Quantitative literacy?

We, as mathematicians, really appreciate definitions — concise and consistent definitions.

What is ‘quantitative literacy’?  How does it differ (if it does) from ‘mathematical reasoning’?

This post focuses on ‘quantitative literacy’ to clarify my own thinking.  Since mathematics is the set of sciences of quantities, using ‘quantitative’ instead of ‘mathematical’ does not necessarily change the meaning.  However, the use of the word ‘quantitative’ implies that we might emphasize more the application of mathematics, rather than the structure of the sciences of mathematics.

To many people, ‘quantitative’ will tend to suggest the science of arithmetic (known quantities) rather than other mathematics.   When I look at courses that include quantitative in the title, I generally see applications of arithmetic … with perhaps a little basic geometry.  Only occasionally do I see statistics in such a course, and I have yet to see calculus included.  Since the science of calculus involves quantities under change, this seems ironic.  Are the concepts of calculus so advanced or obscure that students in a general education math class can not understand them?

I am concluding that I would prefer ‘mathematical’ to the ‘quantitative’ — not that I want to have the theory of mathematics exclude the application of the mathematics.  Rather, I want us to focus on multiple mathematics, not just arithmetic and some geometry.

How about the word ‘literacy’?  This word is problematic, since the synonyms include ‘knowledge’, ‘learning’ and ‘education’.   However, we can overcome this problem by being precise and consistent in our definition.  Perhaps we can define ‘literacy’ to mean ‘understands and can apply basic concepts’, as a parallel to the language literacy definition (‘can read and write’).  With that definition, I rather like the word ‘literacy’ appended to mathematical.

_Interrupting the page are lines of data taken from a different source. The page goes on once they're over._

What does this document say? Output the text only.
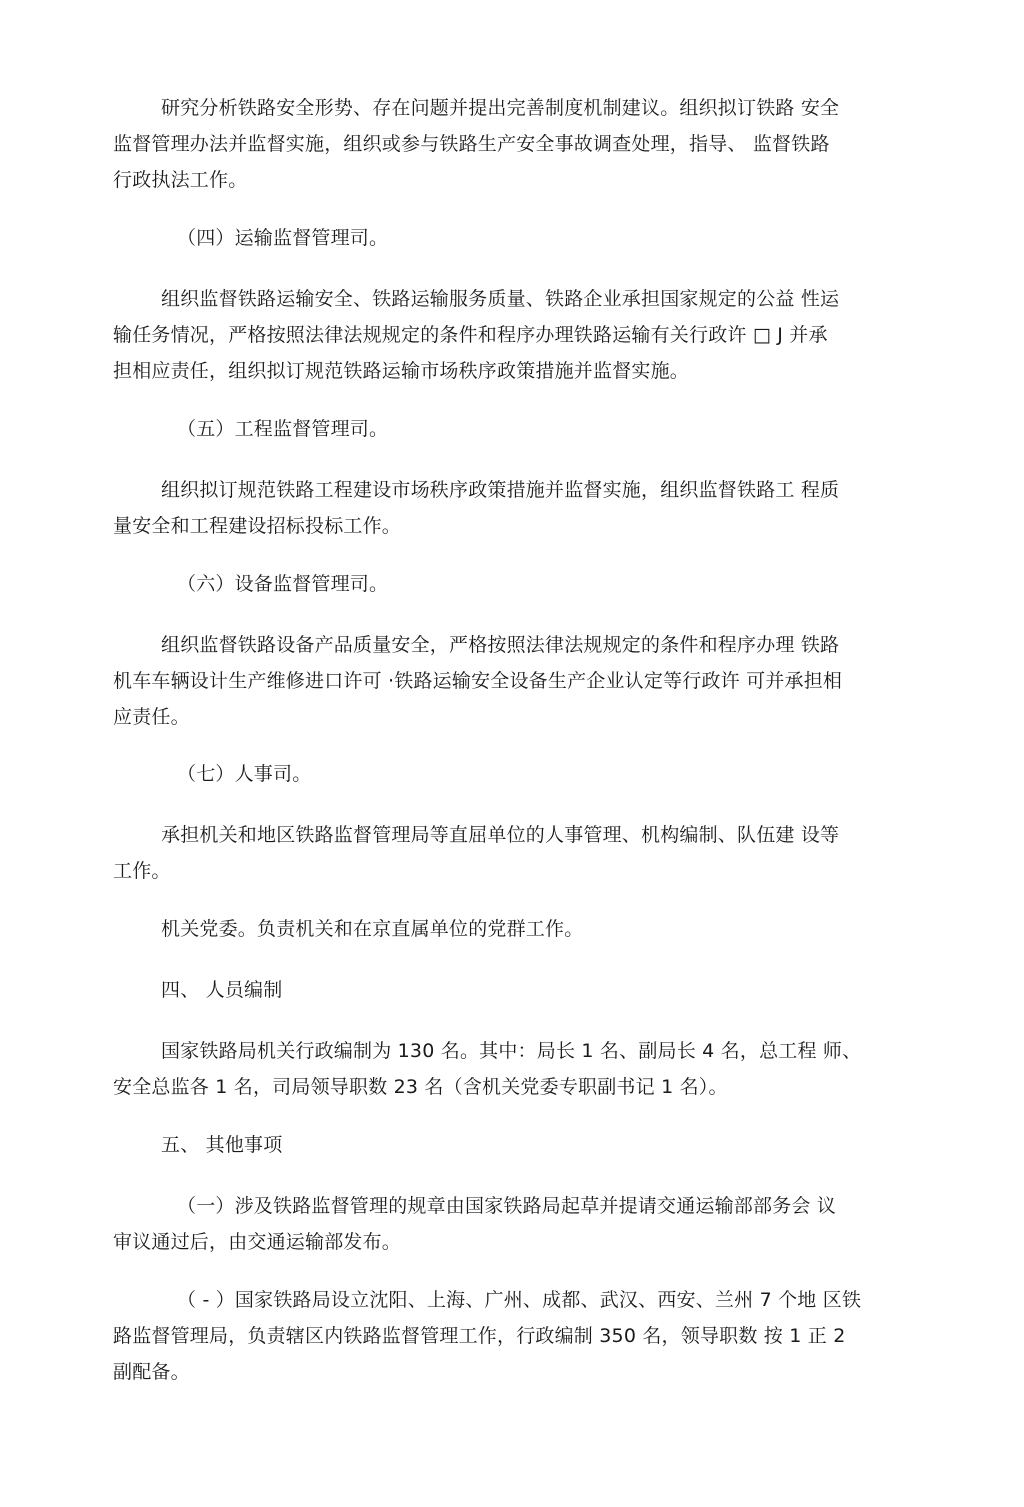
研究分析铁路安全形势、存在问题并提出完善制度机制建议。组织拟订铁路 安全
监督管理办法并监督实施，组织或参与铁路生产安全事故调查处理，指导、 监督铁路
行政执法工作。

（四）运输监督管理司。

组织监督铁路运输安全、铁路运输服务质量、铁路企业承担国家规定的公益 性运
输任务情况，严格按照法律法规规定的条件和程序办理铁路运输有关行政许 □ J 并承
担相应责任，组织拟订规范铁路运输市场秩序政策措施并监督实施。

（五）工程监督管理司。

组织拟订规范铁路工程建设市场秩序政策措施并监督实施，组织监督铁路工 程质
量安全和工程建设招标投标工作。

（六）设备监督管理司。

组织监督铁路设备产品质量安全，严格按照法律法规规定的条件和程序办理 铁路
机车车辆设计生产维修进口许可 ·铁路运输安全设备生产企业认定等行政许 可并承担相
应责任。

（七）人事司。

承担机关和地区铁路监督管理局等直屈单位的人事管理、机构编制、队伍建 设等
工作。

机关党委。负责机关和在京直属单位的党群工作。

四、 人员编制

国家铁路局机关行政编制为 130 名。其中：局长 1 名、副局长 4 名，总工程 师、
安全总监各 1 名，司局领导职数 23 名（含机关党委专职副书记 1 名）。

五、 其他事项

（一）涉及铁路监督管理的规章由国家铁路局起草并提请交通运输部部务会 议
审议通过后，由交通运输部发布。

（ - ）国家铁路局设立沈阳、上海、广州、成都、武汉、西安、兰州 7 个地 区铁
路监督管理局，负责辖区内铁路监督管理工作，行政编制 350 名，领导职数 按 1 正 2
副配备。
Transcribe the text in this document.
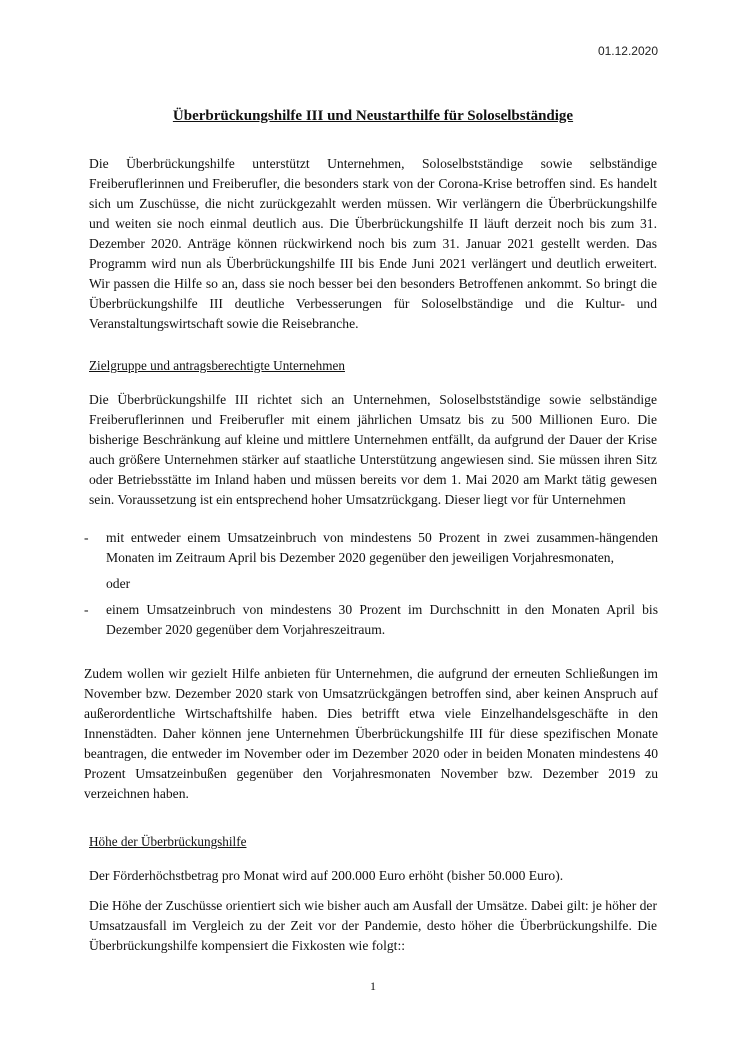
01.12.2020
Überbrückungshilfe III und Neustarthilfe für Soloselbständige
Die Überbrückungshilfe unterstützt Unternehmen, Soloselbstständige sowie selbständige Freiberuflerinnen und Freiberufler, die besonders stark von der Corona-Krise betroffen sind. Es handelt sich um Zuschüsse, die nicht zurückgezahlt werden müssen. Wir verlängern die Überbrückungshilfe und weiten sie noch einmal deutlich aus. Die Überbrückungshilfe II läuft derzeit noch bis zum 31. Dezember 2020. Anträge können rückwirkend noch bis zum 31. Januar 2021 gestellt werden. Das Programm wird nun als Überbrückungshilfe III bis Ende Juni 2021 verlängert und deutlich erweitert. Wir passen die Hilfe so an, dass sie noch besser bei den besonders Betroffenen ankommt. So bringt die Überbrückungshilfe III deutliche Verbesserungen für Soloselbständige und die Kultur- und Veranstaltungswirtschaft sowie die Reisebranche.
Zielgruppe und antragsberechtigte Unternehmen
Die Überbrückungshilfe III richtet sich an Unternehmen, Soloselbstständige sowie selbständige Freiberuflerinnen und Freiberufler mit einem jährlichen Umsatz bis zu 500 Millionen Euro. Die bisherige Beschränkung auf kleine und mittlere Unternehmen entfällt, da aufgrund der Dauer der Krise auch größere Unternehmen stärker auf staatliche Unterstützung angewiesen sind. Sie müssen ihren Sitz oder Betriebsstätte im Inland haben und müssen bereits vor dem 1. Mai 2020 am Markt tätig gewesen sein. Voraussetzung ist ein entsprechend hoher Umsatzrückgang. Dieser liegt vor für Unternehmen
- mit entweder einem Umsatzeinbruch von mindestens 50 Prozent in zwei zusammen-hängenden Monaten im Zeitraum April bis Dezember 2020 gegenüber den jeweiligen Vorjahresmonaten,
oder
- einem Umsatzeinbruch von mindestens 30 Prozent im Durchschnitt in den Monaten April bis Dezember 2020 gegenüber dem Vorjahreszeitraum.
Zudem wollen wir gezielt Hilfe anbieten für Unternehmen, die aufgrund der erneuten Schließungen im November bzw. Dezember 2020 stark von Umsatzrückgängen betroffen sind, aber keinen Anspruch auf außerordentliche Wirtschaftshilfe haben. Dies betrifft etwa viele Einzelhandelsgeschäfte in den Innenstädten. Daher können jene Unternehmen Überbrückungshilfe III für diese spezifischen Monate beantragen, die entweder im November oder im Dezember 2020 oder in beiden Monaten mindestens 40 Prozent Umsatzeinbußen gegenüber den Vorjahresmonaten November bzw. Dezember 2019 zu verzeichnen haben.
Höhe der Überbrückungshilfe
Der Förderhöchstbetrag pro Monat wird auf 200.000 Euro erhöht (bisher 50.000 Euro).
Die Höhe der Zuschüsse orientiert sich wie bisher auch am Ausfall der Umsätze. Dabei gilt: je höher der Umsatzausfall im Vergleich zu der Zeit vor der Pandemie, desto höher die Überbrückungshilfe. Die Überbrückungshilfe kompensiert die Fixkosten wie folgt::
1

Of course, we have much work to do before we KNOW what ‘mathematical literacy’ means.  Which mathematics? What are the basic concepts of the ones we include?  Our professional community needs to deal with these questions, as many of our colleges have shifted away from a pre-calculus/calculus type of general education course … and towards a reasoning/literacy type of course.  Much valuable and creative work is being done; however, we need to develop some shared conceptions of this type of curriculum.  A lack of shared curricular concepts creates problems for articulation and transfer, and causes us to develop this part of the profession in more isolation than would be ideal.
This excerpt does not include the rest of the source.